People (Team lead Jamie DuBois)

This is the category of number one importance. An employee satisfaction survey is in development and will be distributed for anonymous feedback. Your input is vital to develop effective employee programs. We want to make BroadVision a wonderful place to work again.

 

Profit (Team leads Bill Meyer and Andrea Rubei)

It is important to all of us to be in a healthy financial situation.  This area includes all revenue streams and cost structures, both tangible and intangible. We will also be soliciting your feedback in this area.

 

Products (Team leads Lisa Rosner and Jeremy Pollock)

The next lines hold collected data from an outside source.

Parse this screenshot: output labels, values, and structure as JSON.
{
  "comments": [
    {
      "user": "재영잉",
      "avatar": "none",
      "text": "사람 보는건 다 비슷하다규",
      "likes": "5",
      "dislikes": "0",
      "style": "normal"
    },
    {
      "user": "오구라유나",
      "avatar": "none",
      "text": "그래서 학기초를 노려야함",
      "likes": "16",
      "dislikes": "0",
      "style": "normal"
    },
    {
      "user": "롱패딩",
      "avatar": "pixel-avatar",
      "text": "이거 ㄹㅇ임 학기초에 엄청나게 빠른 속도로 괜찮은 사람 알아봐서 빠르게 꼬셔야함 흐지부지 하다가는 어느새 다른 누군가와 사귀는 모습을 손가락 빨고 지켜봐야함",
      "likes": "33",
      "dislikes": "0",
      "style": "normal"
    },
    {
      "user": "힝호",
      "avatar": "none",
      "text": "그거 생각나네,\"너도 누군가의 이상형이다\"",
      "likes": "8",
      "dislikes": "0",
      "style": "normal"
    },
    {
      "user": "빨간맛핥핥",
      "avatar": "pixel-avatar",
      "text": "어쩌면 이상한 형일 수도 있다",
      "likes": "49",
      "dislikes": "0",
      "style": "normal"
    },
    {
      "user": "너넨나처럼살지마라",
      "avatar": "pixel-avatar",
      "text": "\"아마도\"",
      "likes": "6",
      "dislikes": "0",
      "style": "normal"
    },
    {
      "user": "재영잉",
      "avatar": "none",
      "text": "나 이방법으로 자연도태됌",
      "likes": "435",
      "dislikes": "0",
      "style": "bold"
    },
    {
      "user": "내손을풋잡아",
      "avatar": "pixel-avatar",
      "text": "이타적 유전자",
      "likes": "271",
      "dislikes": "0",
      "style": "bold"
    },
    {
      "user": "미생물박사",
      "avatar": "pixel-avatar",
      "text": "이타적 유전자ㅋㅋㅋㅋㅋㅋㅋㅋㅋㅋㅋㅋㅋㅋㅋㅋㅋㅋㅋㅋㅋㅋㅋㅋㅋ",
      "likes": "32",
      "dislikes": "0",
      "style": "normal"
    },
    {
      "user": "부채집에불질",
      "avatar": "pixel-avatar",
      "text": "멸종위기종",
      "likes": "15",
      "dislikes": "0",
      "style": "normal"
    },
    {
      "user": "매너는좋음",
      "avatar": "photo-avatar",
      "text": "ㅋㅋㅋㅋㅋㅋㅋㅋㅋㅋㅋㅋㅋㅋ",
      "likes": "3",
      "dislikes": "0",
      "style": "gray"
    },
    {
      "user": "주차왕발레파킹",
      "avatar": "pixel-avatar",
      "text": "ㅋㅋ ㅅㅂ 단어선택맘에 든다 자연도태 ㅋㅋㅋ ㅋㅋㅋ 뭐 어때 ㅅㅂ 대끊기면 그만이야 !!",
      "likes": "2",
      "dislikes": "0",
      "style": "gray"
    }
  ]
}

This is the “voice of the customer.” In this area we seek to understand the market drivers and to develop a profitable product strategy. Taking a global approach, we will look at all product lines, including services and maintenance. In an effort to develop a customer-driven roadmap, we will conduct extensive analysis to include surveys to customers, partners and employees; customer advisory board meetings; and one-on-one interviews.

 

Stay tuned for more information as we make progress.

 

Thank you all for your continued support.

 

Alex

 



 

Additional Information About the Proposed Transaction and Where You Can Find It

In connection with the proposed transaction, BroadVision intends to file a proxy statement and other relevant materials with the SEC. BEFORE MAKING ANY VOTING DECISION WITH RESPECT TO THE PROPOSED TRANSACTION, STOCKHOLDERS OF BROADVISION ARE URGED TO READ THE PROXY STATEMENT AND OTHER RELEVANT MATERIALS BECAUSE THEY WILL CONTAIN IMPORTANT INFORMATION ABOUT THE PROPOSED TRANSACTION. The proxy statement and other relevant materials, and any other documents filed by BroadVision with the SEC, may be obtained free of charge at the SEC’s website at www.sec.gov. In addition, stockholders of BroadVision may obtain free copies of the documents filed with the SEC by contacting BroadVision Investor Relations at 650-261-5100 or BroadVision, Inc., 585 Broadway, Redwood City, CA 94063. You may also read and copy any reports, statements and other information filed by BroadVision with the SEC at the SEC public reference room at 100 F Street, NE, Room 1580, Washington, D.C. 20549. Please call the SEC at 1-800-SEC-0330 or visit the SEC’s website for further information on its public reference room.

 

BroadVision and its executive officers and directors may be deemed to be participants in the solicitation of proxies from BroadVision stockholders in favor of the proposed transaction. Certain executive officers and directors of BroadVision have interests in the transaction that may differ from the interests of stockholders generally, including benefits conferred under retention, severance and change in control arrangements, ownership interests in BroadVision’s parent company after the transaction and continuation of director and officer insurance and indemnification. These interests will be described in the proxy statement when it becomes available.